Contrairement à l’affaire « KlimaSeniorinnen », la CEDH ne se prononce pas sur les obligations substantielles d’atténuation des émissions mais sur les obligations procédurales de prévention et d’évaluation des risques environnementaux. Elle rappelle l’existence d’une obligation positive pour les États de protéger la vie, la santé et le bien-être des populations contre les effets graves du changement climatique, une obligation qui suppose la mise en balance rigoureuse des intérêts économiques et environnementaux lors de l’autorisation de projets énergétiques. La Cour souligne à cet égard que les États disposent d’une marge d’appréciation, mais celle-ci doit être exercée dans le respect du principe de diligence environnementale. L’étude d’impact environnemental (EIE) constitue ici un instrument central : elle doit être complète, fondée sur les meilleures données scientifiques disponibles et réalisée de bonne foi.


La principale avancée de l’arrêt réside dans l’interprétation de la Cour concernant les émissions scope 3 : pour la première fois, la CEDH affirme que les émissions résultant de la combustion des hydrocarbures produits doivent être intégrées dans les études d’impact des projets pétroliers. 

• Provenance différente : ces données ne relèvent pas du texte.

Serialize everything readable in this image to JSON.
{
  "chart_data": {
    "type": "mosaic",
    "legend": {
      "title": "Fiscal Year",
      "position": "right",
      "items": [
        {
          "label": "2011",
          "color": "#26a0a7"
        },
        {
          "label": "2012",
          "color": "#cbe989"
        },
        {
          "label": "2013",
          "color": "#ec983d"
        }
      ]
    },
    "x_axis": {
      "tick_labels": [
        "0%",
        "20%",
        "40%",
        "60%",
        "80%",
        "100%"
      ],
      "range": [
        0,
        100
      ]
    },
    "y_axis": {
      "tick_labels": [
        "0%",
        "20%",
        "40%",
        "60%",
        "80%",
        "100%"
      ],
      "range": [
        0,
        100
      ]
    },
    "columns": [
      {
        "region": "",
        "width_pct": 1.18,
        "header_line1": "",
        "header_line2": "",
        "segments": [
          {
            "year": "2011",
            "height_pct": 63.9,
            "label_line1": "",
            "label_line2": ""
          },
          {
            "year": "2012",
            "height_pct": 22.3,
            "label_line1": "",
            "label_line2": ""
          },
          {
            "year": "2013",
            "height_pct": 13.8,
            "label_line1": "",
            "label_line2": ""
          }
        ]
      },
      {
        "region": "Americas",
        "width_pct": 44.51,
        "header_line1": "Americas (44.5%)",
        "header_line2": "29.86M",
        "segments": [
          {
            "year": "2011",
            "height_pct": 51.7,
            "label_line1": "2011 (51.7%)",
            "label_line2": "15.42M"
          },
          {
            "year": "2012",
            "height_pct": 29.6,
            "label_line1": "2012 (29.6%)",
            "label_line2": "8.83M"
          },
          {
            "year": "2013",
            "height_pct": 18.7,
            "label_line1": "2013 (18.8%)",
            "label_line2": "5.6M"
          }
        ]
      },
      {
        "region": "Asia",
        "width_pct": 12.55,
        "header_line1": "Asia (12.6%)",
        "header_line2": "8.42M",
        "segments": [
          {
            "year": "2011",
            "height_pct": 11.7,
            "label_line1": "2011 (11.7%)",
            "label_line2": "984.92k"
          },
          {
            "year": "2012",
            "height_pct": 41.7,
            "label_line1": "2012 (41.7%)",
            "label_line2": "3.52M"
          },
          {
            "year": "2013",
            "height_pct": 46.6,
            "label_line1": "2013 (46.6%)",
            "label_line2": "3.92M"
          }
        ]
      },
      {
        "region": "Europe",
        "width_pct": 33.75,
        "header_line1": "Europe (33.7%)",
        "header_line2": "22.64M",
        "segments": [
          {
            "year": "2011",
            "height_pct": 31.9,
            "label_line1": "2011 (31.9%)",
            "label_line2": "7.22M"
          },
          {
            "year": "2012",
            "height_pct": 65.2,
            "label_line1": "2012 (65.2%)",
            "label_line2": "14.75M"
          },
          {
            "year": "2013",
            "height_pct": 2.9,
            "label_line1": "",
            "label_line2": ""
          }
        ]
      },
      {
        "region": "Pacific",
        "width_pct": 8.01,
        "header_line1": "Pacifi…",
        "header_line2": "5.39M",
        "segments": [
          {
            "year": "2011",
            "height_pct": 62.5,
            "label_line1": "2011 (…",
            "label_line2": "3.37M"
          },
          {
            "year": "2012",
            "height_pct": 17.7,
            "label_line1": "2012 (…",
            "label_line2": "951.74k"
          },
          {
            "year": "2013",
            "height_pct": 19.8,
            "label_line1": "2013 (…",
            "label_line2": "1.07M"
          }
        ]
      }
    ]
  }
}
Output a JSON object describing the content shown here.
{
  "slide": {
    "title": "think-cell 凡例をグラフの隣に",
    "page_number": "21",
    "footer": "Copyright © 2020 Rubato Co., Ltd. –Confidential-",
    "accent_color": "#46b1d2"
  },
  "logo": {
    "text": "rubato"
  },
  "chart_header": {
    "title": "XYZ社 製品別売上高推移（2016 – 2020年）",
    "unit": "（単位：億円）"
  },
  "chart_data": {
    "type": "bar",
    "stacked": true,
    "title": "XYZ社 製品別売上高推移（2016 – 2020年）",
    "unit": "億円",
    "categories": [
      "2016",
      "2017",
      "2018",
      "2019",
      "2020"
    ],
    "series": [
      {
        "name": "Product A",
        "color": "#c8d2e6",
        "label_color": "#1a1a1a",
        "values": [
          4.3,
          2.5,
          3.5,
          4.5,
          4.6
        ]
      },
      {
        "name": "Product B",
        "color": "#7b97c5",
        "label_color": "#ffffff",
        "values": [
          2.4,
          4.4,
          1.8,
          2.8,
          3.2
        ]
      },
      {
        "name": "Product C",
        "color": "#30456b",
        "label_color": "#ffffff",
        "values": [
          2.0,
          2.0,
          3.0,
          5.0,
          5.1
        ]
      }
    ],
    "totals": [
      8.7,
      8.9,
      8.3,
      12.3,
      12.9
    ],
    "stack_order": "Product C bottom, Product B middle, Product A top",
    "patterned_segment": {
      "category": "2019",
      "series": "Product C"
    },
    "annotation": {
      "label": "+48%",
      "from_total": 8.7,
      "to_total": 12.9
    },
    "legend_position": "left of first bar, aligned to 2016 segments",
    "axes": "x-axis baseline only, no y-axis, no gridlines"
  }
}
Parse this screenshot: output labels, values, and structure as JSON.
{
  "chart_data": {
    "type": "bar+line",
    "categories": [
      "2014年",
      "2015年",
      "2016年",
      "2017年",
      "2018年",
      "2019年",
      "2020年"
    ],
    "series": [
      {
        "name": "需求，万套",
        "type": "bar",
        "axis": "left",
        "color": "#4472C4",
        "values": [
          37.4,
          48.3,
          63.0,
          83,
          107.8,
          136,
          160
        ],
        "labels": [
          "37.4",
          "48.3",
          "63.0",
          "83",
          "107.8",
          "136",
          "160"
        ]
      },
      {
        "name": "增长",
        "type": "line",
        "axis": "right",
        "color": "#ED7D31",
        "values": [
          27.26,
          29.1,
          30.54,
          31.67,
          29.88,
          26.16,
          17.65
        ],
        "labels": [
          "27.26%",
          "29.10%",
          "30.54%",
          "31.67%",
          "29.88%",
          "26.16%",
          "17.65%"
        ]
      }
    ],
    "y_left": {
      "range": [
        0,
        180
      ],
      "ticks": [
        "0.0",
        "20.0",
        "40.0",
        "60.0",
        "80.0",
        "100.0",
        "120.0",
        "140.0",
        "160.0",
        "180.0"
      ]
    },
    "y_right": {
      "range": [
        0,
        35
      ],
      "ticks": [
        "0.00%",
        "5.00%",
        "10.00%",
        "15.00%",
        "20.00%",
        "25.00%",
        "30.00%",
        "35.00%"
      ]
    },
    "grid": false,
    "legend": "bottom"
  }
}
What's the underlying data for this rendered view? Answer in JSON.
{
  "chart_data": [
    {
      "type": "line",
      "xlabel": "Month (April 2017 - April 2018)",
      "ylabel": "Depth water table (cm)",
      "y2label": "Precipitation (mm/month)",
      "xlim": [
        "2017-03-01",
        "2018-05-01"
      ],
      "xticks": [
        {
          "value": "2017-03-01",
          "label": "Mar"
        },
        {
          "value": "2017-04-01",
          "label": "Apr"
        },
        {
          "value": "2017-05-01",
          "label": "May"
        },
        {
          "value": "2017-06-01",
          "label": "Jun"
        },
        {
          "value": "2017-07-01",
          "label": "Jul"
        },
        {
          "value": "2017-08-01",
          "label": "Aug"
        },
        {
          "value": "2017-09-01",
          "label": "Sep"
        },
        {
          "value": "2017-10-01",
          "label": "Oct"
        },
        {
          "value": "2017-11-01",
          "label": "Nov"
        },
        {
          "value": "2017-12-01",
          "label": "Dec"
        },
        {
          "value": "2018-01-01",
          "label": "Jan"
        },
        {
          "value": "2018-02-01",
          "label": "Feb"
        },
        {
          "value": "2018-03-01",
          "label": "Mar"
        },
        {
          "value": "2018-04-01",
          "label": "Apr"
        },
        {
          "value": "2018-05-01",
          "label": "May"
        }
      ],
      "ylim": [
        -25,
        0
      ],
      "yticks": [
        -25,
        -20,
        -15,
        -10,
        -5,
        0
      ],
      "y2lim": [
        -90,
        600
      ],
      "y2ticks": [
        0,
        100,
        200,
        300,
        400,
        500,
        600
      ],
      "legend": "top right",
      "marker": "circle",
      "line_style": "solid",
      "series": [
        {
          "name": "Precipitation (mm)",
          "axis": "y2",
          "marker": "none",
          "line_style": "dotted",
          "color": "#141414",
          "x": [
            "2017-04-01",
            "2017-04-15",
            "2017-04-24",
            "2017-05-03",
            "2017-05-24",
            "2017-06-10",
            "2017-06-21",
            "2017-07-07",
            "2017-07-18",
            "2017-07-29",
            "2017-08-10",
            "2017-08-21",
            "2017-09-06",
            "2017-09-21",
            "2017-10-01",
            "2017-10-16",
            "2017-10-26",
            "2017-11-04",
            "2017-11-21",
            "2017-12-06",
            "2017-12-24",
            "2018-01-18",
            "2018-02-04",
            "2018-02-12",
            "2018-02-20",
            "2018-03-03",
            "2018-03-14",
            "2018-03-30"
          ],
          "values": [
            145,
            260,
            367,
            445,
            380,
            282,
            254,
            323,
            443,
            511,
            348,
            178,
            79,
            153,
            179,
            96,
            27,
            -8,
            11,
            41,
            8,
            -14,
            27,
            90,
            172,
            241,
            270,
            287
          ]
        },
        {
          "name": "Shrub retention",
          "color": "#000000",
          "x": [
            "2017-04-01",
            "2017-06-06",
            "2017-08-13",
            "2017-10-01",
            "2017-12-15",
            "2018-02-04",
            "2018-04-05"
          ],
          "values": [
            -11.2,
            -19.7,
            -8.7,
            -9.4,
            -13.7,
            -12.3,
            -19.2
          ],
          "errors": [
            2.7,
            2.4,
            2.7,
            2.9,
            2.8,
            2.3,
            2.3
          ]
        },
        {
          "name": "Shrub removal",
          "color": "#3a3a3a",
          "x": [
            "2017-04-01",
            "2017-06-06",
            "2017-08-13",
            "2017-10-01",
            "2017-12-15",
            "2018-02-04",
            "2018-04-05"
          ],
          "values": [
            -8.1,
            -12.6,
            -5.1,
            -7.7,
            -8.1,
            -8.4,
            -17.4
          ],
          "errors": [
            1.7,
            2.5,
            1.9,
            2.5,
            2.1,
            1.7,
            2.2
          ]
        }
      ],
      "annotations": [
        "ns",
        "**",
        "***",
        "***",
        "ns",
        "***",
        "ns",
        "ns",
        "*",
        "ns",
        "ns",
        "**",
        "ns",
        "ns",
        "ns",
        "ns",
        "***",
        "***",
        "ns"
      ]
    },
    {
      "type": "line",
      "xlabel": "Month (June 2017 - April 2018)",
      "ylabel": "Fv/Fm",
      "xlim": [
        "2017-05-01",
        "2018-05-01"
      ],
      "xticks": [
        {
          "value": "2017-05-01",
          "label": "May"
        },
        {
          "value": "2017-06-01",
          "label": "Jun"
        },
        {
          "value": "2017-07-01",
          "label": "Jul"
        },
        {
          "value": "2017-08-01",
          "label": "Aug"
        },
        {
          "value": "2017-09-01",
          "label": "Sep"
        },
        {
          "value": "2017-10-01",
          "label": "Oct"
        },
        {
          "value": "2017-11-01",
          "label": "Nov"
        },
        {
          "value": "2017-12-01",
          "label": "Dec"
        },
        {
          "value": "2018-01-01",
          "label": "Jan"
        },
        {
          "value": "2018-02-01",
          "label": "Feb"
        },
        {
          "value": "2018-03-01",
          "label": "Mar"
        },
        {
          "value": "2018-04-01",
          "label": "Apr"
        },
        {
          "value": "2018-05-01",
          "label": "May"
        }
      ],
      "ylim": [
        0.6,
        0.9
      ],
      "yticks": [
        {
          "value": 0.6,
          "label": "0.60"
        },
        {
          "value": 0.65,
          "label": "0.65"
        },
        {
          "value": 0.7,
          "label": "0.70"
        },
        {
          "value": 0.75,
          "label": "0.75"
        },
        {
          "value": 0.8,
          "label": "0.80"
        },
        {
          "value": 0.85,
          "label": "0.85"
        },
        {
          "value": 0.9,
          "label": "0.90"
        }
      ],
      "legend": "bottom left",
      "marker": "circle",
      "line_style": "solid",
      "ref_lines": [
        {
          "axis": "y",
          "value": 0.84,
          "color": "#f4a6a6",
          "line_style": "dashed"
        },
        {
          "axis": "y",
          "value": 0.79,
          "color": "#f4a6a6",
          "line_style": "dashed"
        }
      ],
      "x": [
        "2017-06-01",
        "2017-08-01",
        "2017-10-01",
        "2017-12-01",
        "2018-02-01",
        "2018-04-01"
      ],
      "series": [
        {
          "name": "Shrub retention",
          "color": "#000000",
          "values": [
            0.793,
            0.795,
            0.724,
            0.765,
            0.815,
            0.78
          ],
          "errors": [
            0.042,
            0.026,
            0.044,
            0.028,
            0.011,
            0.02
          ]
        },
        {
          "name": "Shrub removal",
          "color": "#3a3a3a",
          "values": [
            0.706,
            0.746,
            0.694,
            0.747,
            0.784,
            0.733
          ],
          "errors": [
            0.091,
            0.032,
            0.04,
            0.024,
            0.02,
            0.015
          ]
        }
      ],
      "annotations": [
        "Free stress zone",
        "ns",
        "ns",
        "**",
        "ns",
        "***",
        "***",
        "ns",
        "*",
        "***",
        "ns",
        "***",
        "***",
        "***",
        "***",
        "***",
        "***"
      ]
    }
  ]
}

Elle justifie cette obligation en établissant un lien de causalité entre exploration, production et combustion de pétrole : l’exploration constitue une condition préalable tant juridique que pratique à l’extraction et le fait que d’autres autorisations soient nécessaires avant l’extraction ne rompt pas cette chaîne de causalité. Ainsi, même si l’exploration ne conduit pas nécessairement à l’exploitation, elle participe structurellement à un processus conduisant à des émissions de gaz à effet de serre. Cette interprétation rejoint l’analyse de plusieurs décisions antérieures notamment l’avis consultatif du Tribunal international du droit de la mer du 21 mai 2024, l’avis de la Cour AELE du 21 mai 2025 et l’arrêt Finch de la Cour suprême du Royaume-Uni du 20 juin 2024. La Cour cite également l’avis consultatif de la Cour internationale de justice du 23 juillet 2025, selon lequel l’octroi de permis d’exploration d’hydrocarbures peut constituer un fait international illicite.


Malgré ces avancées, la Cour conclut à l’absence de violation de l’article 8. Elle estime que, dans le cadre procédural norvégien, l’évaluation des émissions scope 3 n’est pas requise au stade de l’exploration, mais sera exigée ultérieurement lors de la phase de développement et d’exploitation. Le cadre national est donc jugé conforme aux exigences de la Convention, pour autant qu’il permette une évaluation environnementale progressive et proportionnée.


L’arrêt marque une étape importante : en imposant la prise en compte des émissions scope 3, la CEDH renforce les obligations procédurales des États, sans pour autant restreindre directement leur liberté de définir leur politique énergétique. Cette affaire ouvre la voie à de futur contentieux visant des majors pétroliers et gaziers.